I'm getting this error.  I may be over complicating this (I thought i was making it easier :D) but I have my extweb.com site which is a claims app, there is a vdir that is listed as a separate app extweb.com/sqlapp that i have setup, the code is giving me this error

I assume this is happening because the NT Token app is contained within the claims app and it is getting the User.Identity crossed

any ideas?

Never EVER have different ADFS apps in the same web path hierarchy.  You will have overlapping cookies and chaos can ensue.  For example, don't define two apps like this:

https://server.com/app1/

https://server.com/app1/app2/

The cookie path for /app1 also applies to /app1/app2, so app2 will get app1's cookies.  You'll get ADFS errors from this.

Always make the apps pure siblings or just avoid having more than one app per host name (note that in terms of how cookies work, the port number does NOT make the host name distinct, so you can't vary by port number to accomplish this).

That said, you need a pure token app to do this.  You can't really use a claims app for this(although there is a hybrid combo where you enable both, but I suggest you avoid this).

Once you have a token app, you need to enable Kerberos delegation with protocol transition for the web app pool identity in AD and ensure that you have constrained delegation to the SQL server enabled.  You also need a proper SQL SPN set for the SQL server box.  There may have been one configured when you installed SQL.  It depends on whether you have SQL running as network service or system or if you are using a fixed account.
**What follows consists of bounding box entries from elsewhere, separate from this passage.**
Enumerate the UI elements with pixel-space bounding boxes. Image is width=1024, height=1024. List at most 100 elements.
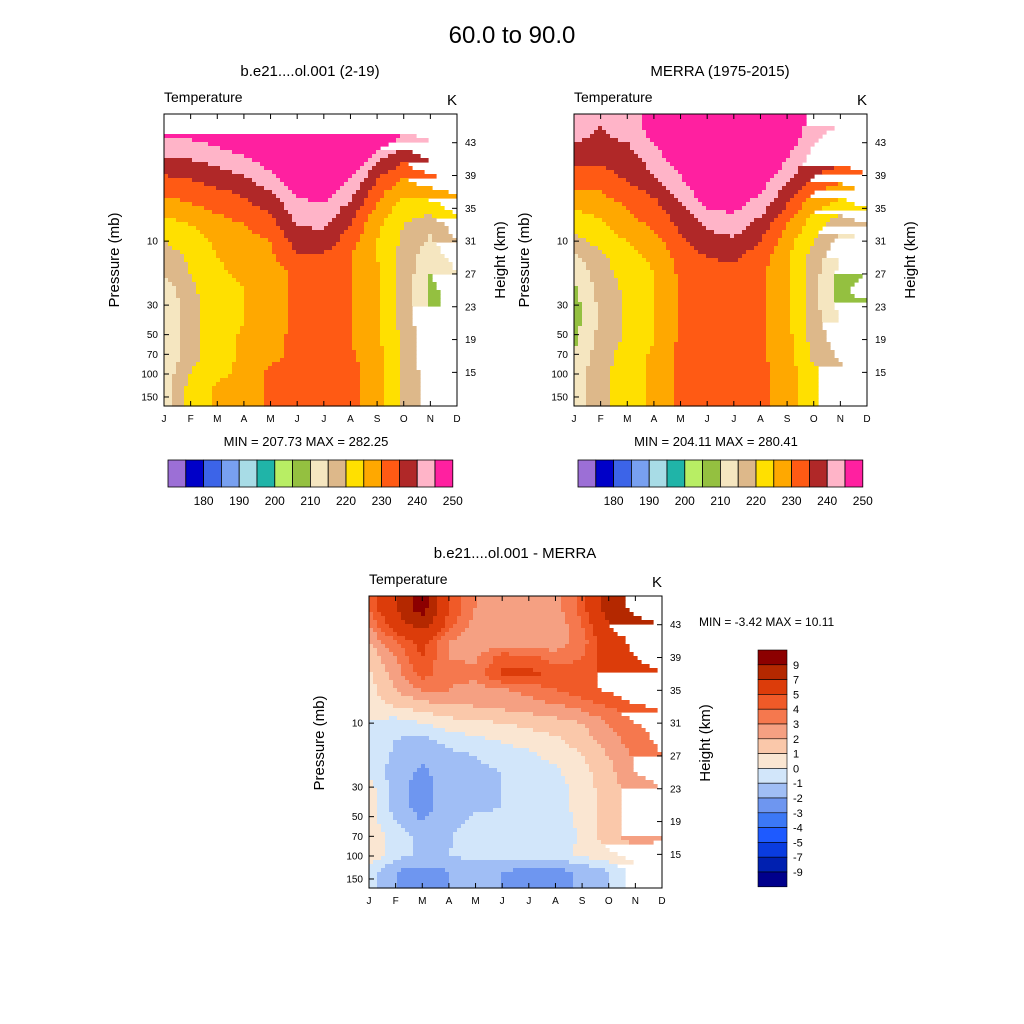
panel-merra-fill-cell: [766, 350, 795, 355]
panel-diff-fill-cell: [393, 680, 410, 685]
panel-diff-fill-cell: [501, 884, 574, 889]
panel-merra-x-tick-label: J: [731, 414, 736, 425]
panel-diff-fill-cell: [585, 608, 602, 613]
panel-model-fill-cell: [352, 250, 377, 255]
panel-diff-fill-cell: [405, 652, 422, 657]
panel-model-fill-cell: [236, 278, 289, 283]
panel-merra-fill-cell: [686, 238, 763, 243]
panel-model-fill-cell: [176, 370, 193, 375]
panel-model-fill-cell: [400, 346, 417, 351]
panel-model-fill-cell: [164, 338, 181, 343]
panel-model-fill-cell: [172, 246, 213, 251]
panel-merra-fill-cell: [662, 206, 687, 211]
panel-model-fill-cell: [352, 278, 381, 283]
panel-merra-fill-cell: [806, 310, 823, 315]
panel-model-fill-cell: [372, 210, 393, 215]
panel-diff-fill-cell: [369, 644, 374, 649]
panel-model-fill-cell: [164, 194, 241, 199]
panel-merra-fill-cell: [586, 398, 611, 403]
panel-model-title: b.e21....ol.001 (2-19): [240, 63, 379, 80]
panel-merra-colorbar-label: 180: [604, 494, 624, 508]
panel-merra-fill-cell: [574, 246, 599, 251]
panel-merra-fill-cell: [678, 286, 767, 291]
panel-merra-fill-cell: [694, 190, 763, 195]
panel-diff-fill-cell: [613, 768, 634, 773]
panel-model-fill-cell: [280, 226, 313, 231]
panel-diff-fill-cell: [405, 636, 434, 641]
panel-merra-fill-cell: [794, 242, 815, 247]
panel-diff-fill-cell: [541, 756, 586, 761]
panel-diff-fill-cell: [373, 628, 382, 633]
panel-model-fill-cell: [184, 394, 213, 399]
panel-diff-fill-cell: [369, 712, 434, 717]
panel-model-fill-cell: [428, 290, 441, 295]
panel-model-fill-cell: [164, 198, 181, 203]
panel-model-fill-cell: [340, 186, 361, 191]
panel-merra-fill-cell: [650, 226, 679, 231]
panel-model-fill-cell: [364, 202, 377, 207]
panel-model-fill-cell: [376, 254, 397, 259]
panel-model-height-tick-label: 27: [465, 269, 477, 280]
panel-diff-fill-cell: [369, 832, 386, 837]
panel-model-fill-cell: [336, 190, 357, 195]
panel-diff-fill-cell: [389, 788, 410, 793]
panel-merra-fill-cell: [574, 334, 579, 339]
panel-model-fill-cell: [396, 150, 413, 155]
panel-diff-fill-cell: [381, 656, 398, 661]
panel-merra-fill-cell: [574, 390, 587, 395]
panel-diff-fill-cell: [413, 684, 454, 689]
panel-merra-fill-cell: [682, 234, 731, 239]
panel-model-fill-cell: [380, 342, 401, 347]
panel-model-fill-cell: [192, 158, 253, 163]
panel-diff-fill-cell: [393, 740, 438, 745]
panel-model-fill-cell: [264, 186, 289, 191]
panel-merra-fill-cell: [574, 142, 631, 147]
panel-merra-fill-cell: [778, 170, 799, 175]
panel-model-fill-cell: [360, 186, 373, 191]
panel-model-fill-cell: [376, 246, 397, 251]
panel-merra-fill-cell: [678, 322, 767, 327]
panel-merra-fill-cell: [806, 286, 819, 291]
panel-diff-fill-cell: [397, 820, 466, 825]
panel-merra-colorbar-swatch: [702, 459, 721, 488]
panel-merra-fill-cell: [674, 194, 695, 199]
panel-model-fill-cell: [268, 366, 361, 371]
panel-merra-fill-cell: [586, 374, 611, 379]
panel-diff-fill-cell: [389, 672, 402, 677]
panel-model-colorbar-swatch: [292, 459, 311, 488]
panel-diff-colorbar-swatch: [757, 694, 788, 710]
panel-merra-fill-cell: [794, 342, 811, 347]
panel-merra-fill-cell: [574, 206, 627, 211]
panel-diff-fill-cell: [501, 796, 570, 801]
panel-diff-fill-cell: [393, 652, 406, 657]
panel-diff-fill-cell: [389, 624, 414, 629]
panel-diff-fill-cell: [501, 784, 570, 789]
panel-model-fill-cell: [240, 194, 277, 199]
panel-merra-fill-cell: [794, 194, 811, 199]
panel-diff-fill-cell: [449, 604, 462, 609]
panel-model-fill-cell: [244, 310, 289, 315]
panel-diff-fill-cell: [605, 752, 630, 757]
panel-model-fill-cell: [172, 402, 185, 407]
panel-model-fill-cell: [352, 318, 381, 323]
panel-model-fill-cell: [340, 210, 357, 215]
panel-model-fill-cell: [236, 354, 285, 359]
panel-merra-fill-cell: [806, 182, 839, 187]
panel-merra-fill-cell: [590, 362, 615, 367]
panel-merra-fill-cell: [638, 218, 671, 223]
panel-diff-x-tick-label: M: [418, 896, 426, 907]
panel-diff-fill-cell: [369, 628, 374, 633]
panel-merra-ylabel: Pressure (mb): [516, 212, 533, 307]
panel-diff-fill-cell: [449, 656, 478, 661]
panel-merra-pressure-tick-label: 10: [557, 237, 569, 248]
panel-diff-fill-cell: [437, 600, 450, 605]
panel-model-fill-cell: [380, 294, 397, 299]
panel-model-y2label: Height (km): [492, 221, 509, 299]
panel-merra-fill-cell: [574, 374, 587, 379]
panel-merra-fill-cell: [774, 246, 795, 251]
panel-diff-fill-cell: [589, 712, 622, 717]
panel-model-fill-cell: [260, 234, 285, 239]
panel-diff-x-tick-label: S: [579, 896, 586, 907]
panel-model-fill-cell: [328, 198, 353, 203]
You also don't get a valid test here unless SQL is on a different machine.  You can't cross forest boundaries with constrained delegation, so make sure the SQL box and web box are in the same domain (or at least the same forest).

yeah, not sure why i didn't remember the cookie thing, i've created a separate app now on a new IP/DNS so i'm good there

found this: http://blogs.technet.com/adfs/archive/2008/05/13/using-adfs-with-constrained-delegation.aspx

jimsim wrote this so i'll go through this and see if i can get past my errors

I still get timeouts, anonymous user, not trusted sql account messages.

my SPNs should be set, I have the delegation setup, the windows group has access to sql resources i'm trying to hit, impersonation is true in web config (i've must have something screwed up in all this though)

web server and sql server are two separate machines (virtuals) and they are both on the same domain, the account i'm using is also a user in this domain

I'm not sure what I'm doing wrong, but even following Jim's guide I keep seeing IUSR_machine as the user that is hitting the page.

Shouldn't I be seeing the ADFS logged in user?  Which is a user on the domain of the web and sql servers.

When I was trying to hit the db server with my token app/impersonate=true/integrated security=sspi it kept saying I wasn't authorized or I wasn't a trusted login

I'm assuming that this is all because I'm still not really delegating.  IUSR_ keeps showing up as the account.

what monitoring tools would help running down the issues?

Context.User should be a WindowsPrincipal representing the Windows security principal of the ADFS user.  If you have impersonation enabled, WindowsIdentity.GetCurrent() should give you the same thing as Context.User.Identity.

If that isn't happening, your token app isn't working.  I'm not sure why.